Fingerprints and DNA confirmed that he was the long-lost nephew of the noted archeologist, Sir Rodney Schnockdurgle.  He had been taken from his mother’s knee twenty nine years earlier and forced to live in the depths of old growth forests with Big Foot and his family on Vancouver Island, not twenty kilometers from Port Alberni.

Asked about his early life, he shrugged his massive shoulders. “What’s to be said?” he sighed sadly.  “Given my condition could it not be considered that I not be cast into confinement among castaways?”

                                              catapult

Schnockdurgle #2 Penny farthing

Watch out, Motorists of James Bay!

By  Plinkus Bikepennybly

Victoria Police reportedly issued a warning to James Bay residents to watch out for a man on a Penny Farthing bicycle riding erratically around the area of five corners.  They have not come out clearly on exactly who this individual might be, but the description fits none other than our own good little doctor, Sir Rodney Schnockdurgle.

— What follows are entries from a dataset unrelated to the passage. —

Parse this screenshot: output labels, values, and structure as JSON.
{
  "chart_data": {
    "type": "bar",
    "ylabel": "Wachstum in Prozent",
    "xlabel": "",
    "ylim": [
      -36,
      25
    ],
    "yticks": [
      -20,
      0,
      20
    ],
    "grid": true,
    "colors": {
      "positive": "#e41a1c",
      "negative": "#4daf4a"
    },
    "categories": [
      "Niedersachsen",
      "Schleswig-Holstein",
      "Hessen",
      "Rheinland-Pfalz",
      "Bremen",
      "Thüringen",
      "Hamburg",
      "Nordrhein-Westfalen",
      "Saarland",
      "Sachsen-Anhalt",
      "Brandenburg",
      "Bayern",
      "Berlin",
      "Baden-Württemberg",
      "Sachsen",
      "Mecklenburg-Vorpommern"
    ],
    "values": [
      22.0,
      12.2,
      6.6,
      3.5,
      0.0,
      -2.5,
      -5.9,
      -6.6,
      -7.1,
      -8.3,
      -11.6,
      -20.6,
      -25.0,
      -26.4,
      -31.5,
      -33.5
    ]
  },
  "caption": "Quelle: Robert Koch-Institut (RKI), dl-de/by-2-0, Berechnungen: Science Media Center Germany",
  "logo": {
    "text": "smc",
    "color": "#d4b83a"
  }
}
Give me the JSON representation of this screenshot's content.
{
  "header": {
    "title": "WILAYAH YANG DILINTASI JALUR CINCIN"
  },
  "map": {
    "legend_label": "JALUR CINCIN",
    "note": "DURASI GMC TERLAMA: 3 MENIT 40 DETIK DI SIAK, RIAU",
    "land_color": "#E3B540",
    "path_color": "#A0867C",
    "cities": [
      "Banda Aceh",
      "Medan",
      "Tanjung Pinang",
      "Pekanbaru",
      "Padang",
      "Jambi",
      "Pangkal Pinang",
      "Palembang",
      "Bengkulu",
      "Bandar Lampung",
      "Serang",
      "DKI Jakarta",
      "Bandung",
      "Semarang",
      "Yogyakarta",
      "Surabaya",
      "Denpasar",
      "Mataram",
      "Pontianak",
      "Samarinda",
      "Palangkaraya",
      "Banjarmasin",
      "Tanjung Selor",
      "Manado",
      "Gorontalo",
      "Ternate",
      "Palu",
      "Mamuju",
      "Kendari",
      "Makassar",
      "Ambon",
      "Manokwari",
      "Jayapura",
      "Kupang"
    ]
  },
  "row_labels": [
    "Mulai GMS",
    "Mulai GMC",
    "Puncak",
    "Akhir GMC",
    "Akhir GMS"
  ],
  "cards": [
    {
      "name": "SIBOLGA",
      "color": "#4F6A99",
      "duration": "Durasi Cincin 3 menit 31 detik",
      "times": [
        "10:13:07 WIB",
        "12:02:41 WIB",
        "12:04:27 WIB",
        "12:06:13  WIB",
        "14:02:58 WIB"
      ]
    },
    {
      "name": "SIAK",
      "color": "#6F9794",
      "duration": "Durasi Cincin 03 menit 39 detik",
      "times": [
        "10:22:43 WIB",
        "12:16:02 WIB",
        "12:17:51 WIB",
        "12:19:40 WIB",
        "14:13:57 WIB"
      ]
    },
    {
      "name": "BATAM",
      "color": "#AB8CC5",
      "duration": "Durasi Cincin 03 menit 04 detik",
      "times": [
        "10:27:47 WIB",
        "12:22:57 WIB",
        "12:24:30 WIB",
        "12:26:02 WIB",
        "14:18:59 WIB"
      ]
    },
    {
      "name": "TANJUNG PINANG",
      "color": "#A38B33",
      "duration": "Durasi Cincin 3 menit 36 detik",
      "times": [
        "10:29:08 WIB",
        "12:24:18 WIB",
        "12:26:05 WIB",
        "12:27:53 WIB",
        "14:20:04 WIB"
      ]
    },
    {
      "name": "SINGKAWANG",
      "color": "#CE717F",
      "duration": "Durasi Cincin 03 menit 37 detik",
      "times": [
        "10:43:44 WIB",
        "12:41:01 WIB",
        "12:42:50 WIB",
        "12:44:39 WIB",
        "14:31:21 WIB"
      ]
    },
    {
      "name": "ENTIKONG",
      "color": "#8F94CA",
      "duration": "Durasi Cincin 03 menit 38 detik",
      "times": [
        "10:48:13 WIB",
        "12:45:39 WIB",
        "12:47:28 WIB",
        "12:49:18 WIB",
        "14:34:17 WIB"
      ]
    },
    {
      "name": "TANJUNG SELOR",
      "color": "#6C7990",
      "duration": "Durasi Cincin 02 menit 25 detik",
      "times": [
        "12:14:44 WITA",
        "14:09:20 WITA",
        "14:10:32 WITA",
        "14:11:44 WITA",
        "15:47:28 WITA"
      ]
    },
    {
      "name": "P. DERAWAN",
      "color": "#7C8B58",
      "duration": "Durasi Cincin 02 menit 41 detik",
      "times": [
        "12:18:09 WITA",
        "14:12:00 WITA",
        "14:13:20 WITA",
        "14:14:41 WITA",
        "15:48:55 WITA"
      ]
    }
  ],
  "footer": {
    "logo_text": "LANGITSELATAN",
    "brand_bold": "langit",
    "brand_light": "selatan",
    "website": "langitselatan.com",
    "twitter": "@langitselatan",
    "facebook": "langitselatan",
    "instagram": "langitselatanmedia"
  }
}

Dr. Schnockdurgle himself was mystified by this unprecedented public statement questioning his ability to navigate the streets.  “I can’t imagine why they are doing this to me,” he wailed.  Without further warning he broke down, as is his wont, in great stentorian sobs that convulsed his tiny frame.  “What is this world coming to?”  I wondered.

 

the bike

Schnockdurgle #1 Dinosaur bone

 

DINOSAUR BONE AT BEACON HILL PARK? 

By  Finkus Downbottomly

 

Reports of the discovery of a dinosaur bone in Beacon Hill Park appear questionable.  However, Sir Rodney Schnockdurgle, a noted archeologist insists that the matter is far from resolved.  Officials are discussing the advisability of closing the park to visitors despite the tripling of tourists to the area after news of the find was leaked to a local radio station.  Many of the business community of the city of Victoria openly support the widest possible dissemination of whatever bits of evidence reaches the surface.  The potential cash cow so near downtown may yet be the saving of the city’s rotting downtown core.

Beyond the barebones revelation, not a great deal can be corroborated as factual.  This reporter spoke to one of the diggers on condition of anonymity.  This worthy gentleman informed us that the find was approximately fifty meters from the surface in a solid rock formation.  He would not elaborate as to whether it was a bone or a tooth, nor would he speculate on the precise nature of the dinosaur.

Dr. Schnockdurgle is clearly impressed.  “I believe we have here a find of great significance.  Such a mysterious relic of the deep past of Vancouver Island is not something to be ignored by scoffers.  I am amazed and frankly angered at the skepticism of the scientific community at the university.  I would have thought . . .”   He was unable to finish his thought.  His broken sobs will haunt me till the day I die.

The mayor of Victoria was unavailable for comment at the time of this writing, but the mayor of Esquimault could not suppress his excitement.   “I am ecstatic.  I really am.”

Folks at the James Bay Beacon laughed their heads off, and now the paper is looking for new volunteers.  Must have a sense of humor.